The so-called store-and-transfer WDM network (STWN) can store data in source storage and provision lightpaths at an optimal time when wavelengths are clear of conflicts. Consequently, blocking of requests can be reduced and resource utilization of the network can be improved. In this work, we investigate dimensioning of STWN and propose a two-step method to jointly determine the number of wavelengths and storage size required to satisfy the demand, which is given as a load matrix with a deadline, blocking rate, and wavelength utilization. The method models the STWN as a TDM network and first obtains the required storage size by maximizing the number of fixed time slots in each period, then calculates the required number of wavelengths with the number of time slots.
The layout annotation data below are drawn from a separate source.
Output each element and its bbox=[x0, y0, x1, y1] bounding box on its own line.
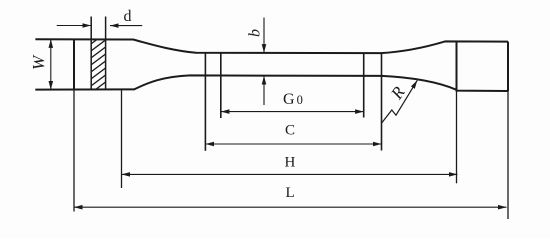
hatched strip right edge bbox=[105, 17, 107, 90]
dimension d right segment bbox=[110, 25, 142, 27]
specimen top edge with shoulders bbox=[35, 39, 508, 53]
extension line: G0 left gauge mark bbox=[220, 53, 222, 118]
svg-text:L: L bbox=[286, 185, 295, 201]
dimension d left segment bbox=[57, 25, 91, 27]
svg-text:H: H bbox=[285, 155, 296, 171]
svg-text:d: d bbox=[124, 8, 132, 25]
leader zigzag for R bbox=[381, 80, 417, 123]
right grip inner edge bbox=[456, 42, 458, 91]
extension line: C left gauge mark bbox=[204, 53, 206, 151]
svg-text:W: W bbox=[29, 54, 48, 70]
hatching bbox=[89, 32, 108, 95]
specimen left end edge bbox=[73, 39, 75, 89]
dimension C line bbox=[205, 143, 381, 145]
dimension G0 line bbox=[221, 111, 364, 113]
dimension W line bbox=[50, 39, 52, 89]
specimen bottom edge with shoulders bbox=[35, 75, 508, 91]
specimen right end edge bbox=[507, 42, 509, 92]
extension line: L right bbox=[507, 91, 509, 219]
dimension b upper arrow bbox=[263, 18, 265, 53]
hatched strip left edge bbox=[90, 17, 92, 90]
extension line: G0 right gauge mark bbox=[363, 53, 365, 117]
extension line: C right gauge mark bbox=[381, 53, 383, 150]
extension line: H right bbox=[456, 91, 458, 184]
svg-text:b: b bbox=[247, 29, 264, 37]
dimension H line bbox=[122, 173, 458, 175]
svg-text:C: C bbox=[285, 123, 295, 139]
dimension L line bbox=[74, 206, 507, 208]
extension line: L left (specimen left edge extended down) bbox=[73, 90, 75, 212]
dimension b lower arrow bbox=[263, 76, 265, 105]
extension line: H left bbox=[121, 90, 123, 189]
svg-text:G0: G0 bbox=[283, 91, 303, 108]
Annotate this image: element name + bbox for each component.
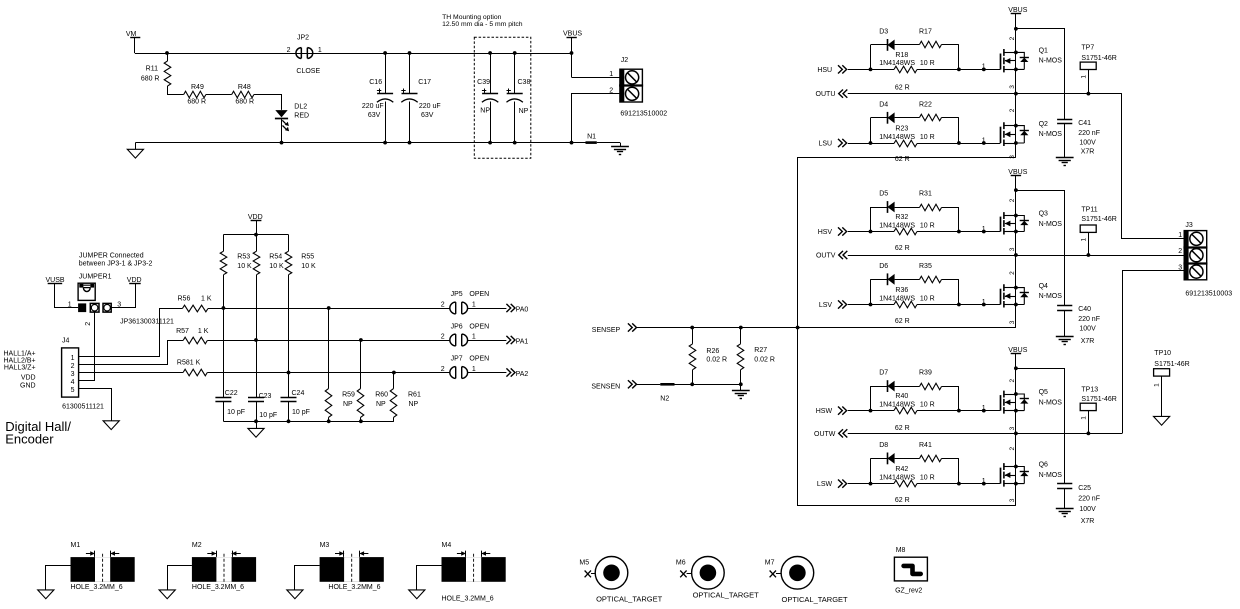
logo M8 glyph bbox=[904, 566, 921, 574]
svg-text:10 R: 10 R bbox=[920, 474, 935, 481]
sheet pin LSV chevron bbox=[838, 300, 847, 308]
svg-text:3: 3 bbox=[1009, 426, 1016, 430]
junction gate R36 bbox=[982, 303, 986, 307]
mounting hole M2 dimension arrows bbox=[207, 553, 216, 555]
svg-text:2: 2 bbox=[1009, 198, 1016, 202]
svg-text:JP6: JP6 bbox=[451, 324, 463, 331]
junction C39 top bbox=[488, 51, 492, 55]
junction gnd bus C23 bbox=[254, 419, 258, 423]
ground J4 bbox=[103, 421, 119, 430]
wire SENSEN row bbox=[637, 384, 661, 386]
svg-text:1: 1 bbox=[1081, 75, 1088, 79]
svg-text:10 R: 10 R bbox=[920, 60, 935, 67]
svg-text:R57: R57 bbox=[176, 328, 189, 335]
Numerical results show the following: high load between far apart source and destination nodes has significant impact on the required wavelengths and storage. For instance, in a 24-node topology, 20% more wavelengths and storage may be required to satisfy a biased load matrix than a randomly generated one. When calculating the required number of wavelengths, our method outperforms traditional routing and wavelength assignment (RWA), because the TDM-based model supports fractional load. In the 24-node topology, 18% more wavelengths may be required by RWA than by our method. By installing a moderate amount of storage, wavelength utilization can be effectively improved. With number of wavelengths and storage size equaling 29 and 274, in the 24-node topology, utilization can reach 0.9. We also find wavelength is equivalent with storage regarding capacity of a STWN. For instance, with number of wavelengths and storage size equaling 114 and 131, in the 24-node topology, the blocking rate is the same as with number of wavelengths and storage size equaling 29 and 270.